Here's how you can scrape a table from a webpage using SwiftSoup:
- Add SwiftSoup to your project. If you're using CocoaPods, you can add it to your
Podfile
:
pod 'SwiftSoup'
Alternatively, if you're using Swift Package Manager, you can add the following to your Package.swift
:
dependencies: [
.package(url: "https://github.com/scinfu/SwiftSoup.git", from: "2.3.2")
]
- Import the SwiftSoup library in your Swift file:
import SwiftSoup
- Fetch the HTML content of the webpage. You can use
URLSession
for this purpose:
func fetchHTML(from url: String, completion: @escaping (String?) -> Void) {
guard let url = URL(string: url) else {
completion(nil)
return
}
let task = URLSession.shared.dataTask(with: url) { data, response, error in
guard let data = data, error == nil else {
completion(nil)
return
}
let htmlString = String(data: data, encoding: .utf8)
completion(htmlString)
}
task.resume()
}
- Parse the HTML and extract the table data using SwiftSoup:
func parseTable(html: String) throws -> [[String]] {
let document = try SwiftSoup.parse(html)
var tableData = [[String]]()
// Find the table you want to scrape
// If there's more than one table, you may need to be more specific in your selector
let table = try document.select("table").first()
// Iterate through each row of the table
try table?.select("tr").forEach({ row in
var rowData = [String]()
// Iterate through each column of the row
try row.select("td").forEach({ column in
let text = try column.text()
rowData.append(text)
})
if !rowData.isEmpty {
tableData.append(rowData)
}
})
return tableData
}
- Call the functions and handle the table data:
let url = "https://example.com/tablepage.html"
fetchHTML(from: url) { html in
guard let html = html else {
print("Error fetching HTML.")
return
}
do {
let tableData = try parseTable(html: html)

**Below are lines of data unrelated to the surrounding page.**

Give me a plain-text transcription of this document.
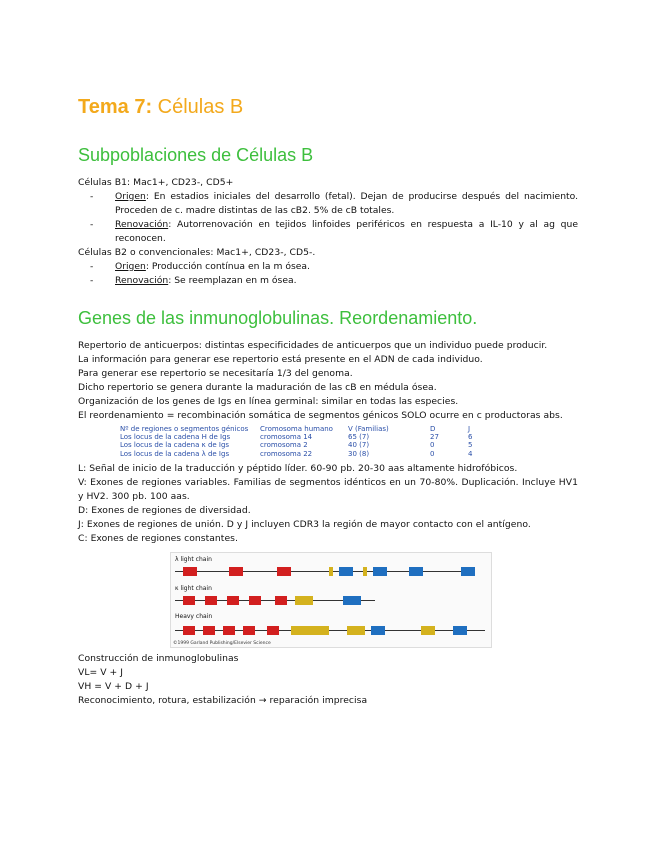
Tema 7: Células B
Subpoblaciones de Células B

Células B1: Mac1+, CD23-, CD5+

- Origen: En estadios iniciales del desarrollo (fetal). Dejan de producirse después del nacimiento. Proceden de c. madre distintas de las cB2. 5% de cB totales.
- Renovación: Autorrenovación en tejidos linfoides periféricos en respuesta a IL-10 y al ag que reconocen.

Células B2 o convencionales: Mac1+, CD23-, CD5-.

- Origen: Producción contínua en la m ósea.
- Renovación: Se reemplazan en m ósea.
Genes de las inmunoglobulinas. Reordenamiento.

Repertorio de anticuerpos: distintas especificidades de anticuerpos que un individuo puede producir.

La información para generar ese repertorio está presente en el ADN de cada individuo.

Para generar ese repertorio se necesitaría 1/3 del genoma.

Dicho repertorio se genera durante la maduración de las cB en médula ósea.

Organización de los genes de Igs en línea germinal: similar en todas las especies.

El reordenamiento = recombinación somática de segmentos génicos SOLO ocurre en c productoras abs.

Nº de regiones o segmentos génicos	Cromosoma humano	V (Familias)	D	J
Los locus de la cadena H de Igs	cromosoma 14	65 (7)	27	6
Los locus de la cadena κ de Igs	cromosoma 2	40 (7)	0	5
Los locus de la cadena λ de Igs	cromosoma 22	30 (8)	0	4

L: Señal de inicio de la traducción y péptido líder. 60-90 pb. 20-30 aas altamente hidrofóbicos.

V: Exones de regiones variables. Familias de segmentos idénticos en un 70-80%. Duplicación. Incluye HV1 y HV2. 300 pb. 100 aas.

D: Exones de regiones de diversidad.

J: Exones de regiones de unión. D y J incluyen CDR3 la región de mayor contacto con el antígeno.

C: Exones de regiones constantes.

λ light chain
κ light chain
Heavy chain
©1999 Garland Publishing/Elsevier Science

Construcción de inmunoglobulinas

VL= V + J

VH = V + D + J

Reconocimiento, rotura, estabilización → reparación imprecisa
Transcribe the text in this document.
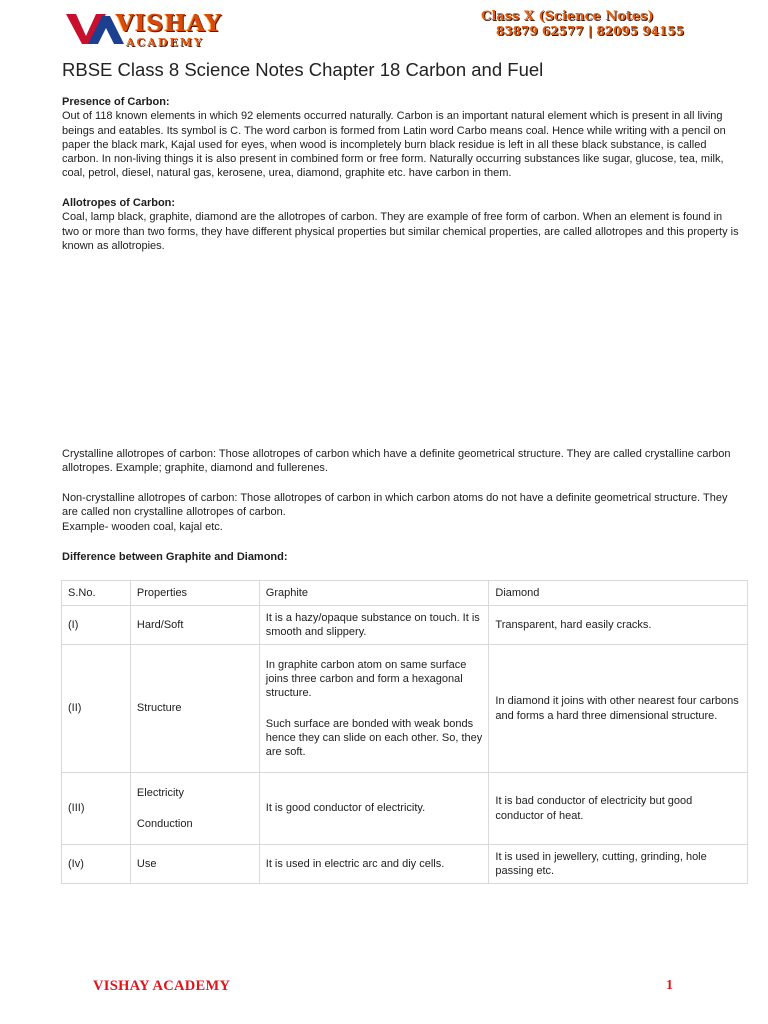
VISHAY
ACADEMY
Class X (Science Notes)
83879 62577 | 82095 94155
RBSE Class 8 Science Notes Chapter 18 Carbon and Fuel
Presence of Carbon:

Out of 118 known elements in which 92 elements occurred naturally. Carbon is an important natural element which is present in all living beings and eatables. Its symbol is C. The word carbon is formed from Latin word Carbo means coal. Hence while writing with a pencil on paper the black mark, Kajal used for eyes, when wood is incompletely burn black residue is left in all these black substance, is called carbon. In non-living things it is also present in combined form or free form. Naturally occurring substances like sugar, glucose, tea, milk, coal, petrol, diesel, natural gas, kerosene, urea, diamond, graphite etc. have carbon in them.

Allotropes of Carbon:

Coal, lamp black, graphite, diamond are the allotropes of carbon. They are example of free form of carbon. When an element is found in two or more than two forms, they have different physical properties but similar chemical properties, are called allotropes and this property is known as allotropies.

Crystalline allotropes of carbon: Those allotropes of carbon which have a definite geometrical structure. They are called crystalline carbon allotropes. Example; graphite, diamond and fullerenes.

Non-crystalline allotropes of carbon: Those allotropes of carbon in which carbon atoms do not have a definite geometrical structure. They are called non crystalline allotropes of carbon.

Example- wooden coal, kajal etc.

Difference between Graphite and Diamond:
S.No.	Properties	Graphite	Diamond
(I)	Hard/Soft	It is a hazy/opaque substance on touch. It is smooth and slippery.	Transparent, hard easily cracks.
(II)	Structure	In graphite carbon atom on same surface joins three carbon and form a hexagonal structure.

Such surface are bonded with weak bonds hence they can slide on each other. So, they are soft.	In diamond it joins with other nearest four carbons and forms a hard three dimensional structure.
(III)	Electricity

Conduction	It is good conductor of electricity.	It is bad conductor of electricity but good conductor of heat.
(Iv)	Use	It is used in electric arc and diy cells.	It is used in jewellery, cutting, grinding, hole passing etc.
VISHAY ACADEMY	1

// Now you have the table data in a 2D array
// You can process it further as needed
print(tableData)
} catch {
print("Error parsing HTML: \(error.localizedDescription)")
}
}
Please note that web scraping should be done responsibly. You should always check the website's robots.txt
file and terms of service to ensure that you are allowed to scrape the data. Also, be respectful of the website's resources and do not make excessive requests that could impact the server's performance.